More than 100 dead as a result of conflict between ethnic groups - GfbV warns of collapse of peace process in South Sudan

South Sudan:


The Society for Threatened Peoples (GfbV) is warning of a collapse of the peace process in South Sudan following the death there of more than 100 people in a conflict between ethnic groups on Sunday. "Since January 2009 the violence in South Sudan has increased so much that the civilian population is losing its faith in protection by the authorities and the security forces”, reported the GfbV Africa consultant, Ulrich Delius, on Tuesday in Göttingen. More than 2,100 people have died in the conflicts since the beginning of the year. If the peace process is to be saved the international community must make quite sure that the people are given better protection. The bishops in South Sudan also, who have for years been working for a lasting peace, have addressed appeals of increasing urgency to foreign countries to do more for safety and the implementation of the peace agreement.

 

"The building-up of the local police must be pushed on more quickly and the UN peace-keeping force UNMIS must be strengthened”, said Delius. The autonomous government in South Sudan has neither enough police nor enough soldiers trained for protecting the civilian population. They have concentrated far too long spending all their energy preparing for a war with North Sudan, with the result that the work of reconstruction has been neglected. The impoverishment of the farmers and herdsmen and the difficulty of integrating the former fighters have increased the violence.

 

The government in Khartoum is constantly being suspected by the South Sudanese of deliberately arming the militia of small ethnic groups in the south of the country to stir up violence there and to hinder the peace process. "The events of last weekend must be investigated by an independent body”, demanded Delius.
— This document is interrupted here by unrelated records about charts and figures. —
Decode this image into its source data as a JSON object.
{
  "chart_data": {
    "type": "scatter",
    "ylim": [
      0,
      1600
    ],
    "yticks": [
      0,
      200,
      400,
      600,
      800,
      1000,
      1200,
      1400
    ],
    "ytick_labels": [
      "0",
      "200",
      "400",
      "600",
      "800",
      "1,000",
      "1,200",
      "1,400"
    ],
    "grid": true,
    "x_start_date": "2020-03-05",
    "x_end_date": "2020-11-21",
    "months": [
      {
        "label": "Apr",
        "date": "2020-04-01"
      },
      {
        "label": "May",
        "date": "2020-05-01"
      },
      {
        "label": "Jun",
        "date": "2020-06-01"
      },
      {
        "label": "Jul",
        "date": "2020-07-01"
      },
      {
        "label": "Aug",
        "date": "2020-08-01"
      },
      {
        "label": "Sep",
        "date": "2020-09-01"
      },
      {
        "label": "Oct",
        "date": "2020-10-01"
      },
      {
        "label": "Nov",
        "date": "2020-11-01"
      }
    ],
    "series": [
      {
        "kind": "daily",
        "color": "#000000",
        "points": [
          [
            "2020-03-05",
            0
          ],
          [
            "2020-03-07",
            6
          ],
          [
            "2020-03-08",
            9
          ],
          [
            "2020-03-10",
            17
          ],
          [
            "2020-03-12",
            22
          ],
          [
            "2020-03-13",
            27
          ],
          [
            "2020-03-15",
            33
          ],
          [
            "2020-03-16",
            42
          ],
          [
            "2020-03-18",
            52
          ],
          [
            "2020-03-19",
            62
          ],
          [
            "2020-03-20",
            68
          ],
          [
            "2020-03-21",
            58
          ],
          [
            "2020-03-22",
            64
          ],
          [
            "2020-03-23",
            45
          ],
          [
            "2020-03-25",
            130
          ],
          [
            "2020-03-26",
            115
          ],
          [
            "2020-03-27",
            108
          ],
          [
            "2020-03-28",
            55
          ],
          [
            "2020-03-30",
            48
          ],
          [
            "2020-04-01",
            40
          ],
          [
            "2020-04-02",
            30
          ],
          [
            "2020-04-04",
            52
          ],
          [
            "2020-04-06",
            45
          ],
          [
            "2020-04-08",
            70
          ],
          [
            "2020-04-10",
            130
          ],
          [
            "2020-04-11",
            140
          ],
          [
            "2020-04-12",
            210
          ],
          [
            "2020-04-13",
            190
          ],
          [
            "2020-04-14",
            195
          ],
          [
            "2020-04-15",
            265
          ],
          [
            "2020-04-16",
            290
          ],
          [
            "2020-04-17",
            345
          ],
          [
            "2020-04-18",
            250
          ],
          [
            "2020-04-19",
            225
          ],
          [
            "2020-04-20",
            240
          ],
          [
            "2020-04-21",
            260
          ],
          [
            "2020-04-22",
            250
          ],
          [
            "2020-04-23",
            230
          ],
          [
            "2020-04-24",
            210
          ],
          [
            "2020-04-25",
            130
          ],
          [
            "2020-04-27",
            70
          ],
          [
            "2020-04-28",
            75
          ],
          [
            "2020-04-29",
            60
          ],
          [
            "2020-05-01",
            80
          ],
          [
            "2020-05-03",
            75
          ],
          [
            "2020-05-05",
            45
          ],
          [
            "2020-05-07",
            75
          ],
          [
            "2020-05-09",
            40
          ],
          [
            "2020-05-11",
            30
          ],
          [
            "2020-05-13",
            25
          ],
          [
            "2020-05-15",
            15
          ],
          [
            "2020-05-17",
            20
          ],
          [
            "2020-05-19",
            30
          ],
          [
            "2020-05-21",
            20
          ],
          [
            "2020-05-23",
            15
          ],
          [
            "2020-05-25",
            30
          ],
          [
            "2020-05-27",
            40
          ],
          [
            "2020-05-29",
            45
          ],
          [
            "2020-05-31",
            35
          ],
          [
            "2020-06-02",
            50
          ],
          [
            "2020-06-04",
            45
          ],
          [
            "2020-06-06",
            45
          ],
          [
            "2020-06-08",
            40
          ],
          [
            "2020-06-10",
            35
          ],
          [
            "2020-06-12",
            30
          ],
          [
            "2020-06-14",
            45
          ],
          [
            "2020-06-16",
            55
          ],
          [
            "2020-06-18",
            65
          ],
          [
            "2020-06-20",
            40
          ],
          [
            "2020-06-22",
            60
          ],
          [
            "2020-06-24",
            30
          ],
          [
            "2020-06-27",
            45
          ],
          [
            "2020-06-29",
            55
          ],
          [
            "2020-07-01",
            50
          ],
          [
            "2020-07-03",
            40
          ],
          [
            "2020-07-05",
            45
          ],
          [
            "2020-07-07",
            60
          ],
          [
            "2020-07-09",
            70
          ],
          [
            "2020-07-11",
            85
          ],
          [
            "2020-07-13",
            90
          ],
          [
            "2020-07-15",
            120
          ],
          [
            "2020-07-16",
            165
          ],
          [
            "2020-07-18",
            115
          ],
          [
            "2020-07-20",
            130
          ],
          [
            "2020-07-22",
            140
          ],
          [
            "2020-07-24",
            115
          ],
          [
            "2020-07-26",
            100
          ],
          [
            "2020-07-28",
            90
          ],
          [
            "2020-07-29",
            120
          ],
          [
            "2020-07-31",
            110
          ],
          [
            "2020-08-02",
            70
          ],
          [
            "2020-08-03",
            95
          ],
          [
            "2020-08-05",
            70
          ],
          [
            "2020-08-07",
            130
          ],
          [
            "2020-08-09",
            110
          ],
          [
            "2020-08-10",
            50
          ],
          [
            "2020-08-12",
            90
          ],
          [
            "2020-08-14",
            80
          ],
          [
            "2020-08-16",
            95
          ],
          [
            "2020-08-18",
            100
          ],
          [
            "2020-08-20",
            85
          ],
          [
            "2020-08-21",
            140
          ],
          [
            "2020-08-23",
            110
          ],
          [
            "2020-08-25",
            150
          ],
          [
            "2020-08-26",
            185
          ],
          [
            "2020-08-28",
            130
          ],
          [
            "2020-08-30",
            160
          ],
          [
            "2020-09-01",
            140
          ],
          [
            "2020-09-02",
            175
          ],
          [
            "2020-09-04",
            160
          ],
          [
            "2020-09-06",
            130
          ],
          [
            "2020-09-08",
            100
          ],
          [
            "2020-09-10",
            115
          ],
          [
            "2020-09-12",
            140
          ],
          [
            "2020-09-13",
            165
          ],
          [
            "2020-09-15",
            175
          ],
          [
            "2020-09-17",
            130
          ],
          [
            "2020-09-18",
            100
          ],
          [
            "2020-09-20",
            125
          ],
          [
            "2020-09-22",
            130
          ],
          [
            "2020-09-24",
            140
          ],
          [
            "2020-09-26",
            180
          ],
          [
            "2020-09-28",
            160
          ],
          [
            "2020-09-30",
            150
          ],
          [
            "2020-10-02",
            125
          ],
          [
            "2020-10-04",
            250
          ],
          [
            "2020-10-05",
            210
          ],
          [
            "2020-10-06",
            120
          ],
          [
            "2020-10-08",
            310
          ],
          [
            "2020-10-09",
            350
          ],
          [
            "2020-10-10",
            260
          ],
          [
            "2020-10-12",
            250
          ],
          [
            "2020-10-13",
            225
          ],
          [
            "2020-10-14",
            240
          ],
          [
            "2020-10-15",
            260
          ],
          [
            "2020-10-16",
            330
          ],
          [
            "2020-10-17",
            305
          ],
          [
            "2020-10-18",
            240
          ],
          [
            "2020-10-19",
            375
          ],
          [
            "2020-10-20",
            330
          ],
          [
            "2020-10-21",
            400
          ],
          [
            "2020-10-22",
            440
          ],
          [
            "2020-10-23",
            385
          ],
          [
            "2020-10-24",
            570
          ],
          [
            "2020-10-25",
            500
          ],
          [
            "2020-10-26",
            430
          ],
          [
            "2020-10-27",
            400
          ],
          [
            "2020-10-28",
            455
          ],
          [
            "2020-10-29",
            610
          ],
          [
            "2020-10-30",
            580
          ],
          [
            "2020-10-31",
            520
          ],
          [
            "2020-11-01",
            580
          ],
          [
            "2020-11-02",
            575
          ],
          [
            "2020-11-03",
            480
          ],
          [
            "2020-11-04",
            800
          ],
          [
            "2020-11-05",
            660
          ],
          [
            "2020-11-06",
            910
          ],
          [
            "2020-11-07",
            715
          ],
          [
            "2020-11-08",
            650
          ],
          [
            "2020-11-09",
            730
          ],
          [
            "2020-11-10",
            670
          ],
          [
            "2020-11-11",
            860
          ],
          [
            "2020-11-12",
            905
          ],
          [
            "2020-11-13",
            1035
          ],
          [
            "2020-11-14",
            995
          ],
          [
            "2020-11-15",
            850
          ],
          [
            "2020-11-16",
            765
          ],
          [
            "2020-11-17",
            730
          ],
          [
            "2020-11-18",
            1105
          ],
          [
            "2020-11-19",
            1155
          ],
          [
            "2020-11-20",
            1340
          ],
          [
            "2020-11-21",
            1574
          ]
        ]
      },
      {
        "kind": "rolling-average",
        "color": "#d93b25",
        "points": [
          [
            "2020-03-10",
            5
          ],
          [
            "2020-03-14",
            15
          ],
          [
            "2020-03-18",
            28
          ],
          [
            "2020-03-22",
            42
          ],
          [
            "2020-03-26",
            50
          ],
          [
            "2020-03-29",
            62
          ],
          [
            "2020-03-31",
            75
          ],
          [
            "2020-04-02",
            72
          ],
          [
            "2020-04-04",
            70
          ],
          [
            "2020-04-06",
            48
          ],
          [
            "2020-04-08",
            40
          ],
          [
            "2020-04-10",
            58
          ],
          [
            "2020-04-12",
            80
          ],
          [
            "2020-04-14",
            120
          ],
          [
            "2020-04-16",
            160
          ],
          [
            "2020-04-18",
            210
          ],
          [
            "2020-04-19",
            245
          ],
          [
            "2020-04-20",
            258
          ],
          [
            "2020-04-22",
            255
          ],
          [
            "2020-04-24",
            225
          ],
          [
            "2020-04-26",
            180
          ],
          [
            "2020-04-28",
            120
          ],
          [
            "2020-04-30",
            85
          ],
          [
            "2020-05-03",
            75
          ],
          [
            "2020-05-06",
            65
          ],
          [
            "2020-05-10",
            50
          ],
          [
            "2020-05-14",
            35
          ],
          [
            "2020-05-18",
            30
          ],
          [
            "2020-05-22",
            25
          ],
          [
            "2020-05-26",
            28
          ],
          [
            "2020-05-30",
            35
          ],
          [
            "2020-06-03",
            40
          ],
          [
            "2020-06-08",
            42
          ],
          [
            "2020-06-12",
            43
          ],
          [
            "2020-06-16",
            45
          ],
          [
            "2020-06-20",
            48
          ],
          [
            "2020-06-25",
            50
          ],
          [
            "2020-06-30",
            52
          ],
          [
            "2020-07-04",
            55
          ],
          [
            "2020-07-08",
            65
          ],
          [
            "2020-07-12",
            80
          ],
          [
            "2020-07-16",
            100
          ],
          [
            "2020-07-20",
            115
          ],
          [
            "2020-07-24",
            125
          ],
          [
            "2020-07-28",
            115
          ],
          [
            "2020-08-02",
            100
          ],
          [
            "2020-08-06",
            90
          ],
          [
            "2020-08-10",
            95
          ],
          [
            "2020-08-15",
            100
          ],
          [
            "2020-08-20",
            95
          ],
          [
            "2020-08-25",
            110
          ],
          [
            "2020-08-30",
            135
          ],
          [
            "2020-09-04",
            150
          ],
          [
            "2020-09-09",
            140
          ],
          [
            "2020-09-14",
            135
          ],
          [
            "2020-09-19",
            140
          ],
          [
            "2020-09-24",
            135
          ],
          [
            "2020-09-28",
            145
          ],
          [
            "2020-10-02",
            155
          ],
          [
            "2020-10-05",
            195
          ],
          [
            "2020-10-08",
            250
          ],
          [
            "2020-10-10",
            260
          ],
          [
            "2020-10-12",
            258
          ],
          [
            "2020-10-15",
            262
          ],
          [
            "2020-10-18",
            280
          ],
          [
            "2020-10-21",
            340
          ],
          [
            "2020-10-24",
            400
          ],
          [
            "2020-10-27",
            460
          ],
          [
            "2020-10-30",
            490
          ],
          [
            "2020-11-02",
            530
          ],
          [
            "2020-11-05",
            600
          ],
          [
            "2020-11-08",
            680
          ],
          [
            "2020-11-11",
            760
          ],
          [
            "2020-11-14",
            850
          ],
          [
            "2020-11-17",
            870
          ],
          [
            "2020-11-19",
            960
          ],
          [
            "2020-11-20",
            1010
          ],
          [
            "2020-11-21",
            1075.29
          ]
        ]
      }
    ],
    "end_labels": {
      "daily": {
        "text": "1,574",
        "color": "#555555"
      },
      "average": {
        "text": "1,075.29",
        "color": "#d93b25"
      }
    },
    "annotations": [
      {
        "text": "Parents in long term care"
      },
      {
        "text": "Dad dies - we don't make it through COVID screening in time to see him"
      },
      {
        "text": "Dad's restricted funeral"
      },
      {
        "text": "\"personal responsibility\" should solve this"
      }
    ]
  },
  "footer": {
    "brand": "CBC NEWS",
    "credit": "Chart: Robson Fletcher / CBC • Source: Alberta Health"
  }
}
By contrast with many other conflicts in South Sudan eye-witnesses state that the attackers wanted to kill as many civilians as possible. In other cases it is often a matter of land rights, access to water deposits or the theft of cattle.

 

A peace agreement signed in January 2005 between the Sudanese government and the South Sudanese liberation movement, the Sudan People’s Liberation Army (SPLA), stipulated that the people of South Sudan should decide in a plebiscite whether their part of the country should become an independent state. Khartoum fears that the majority of the South Sudanese would vote for independence.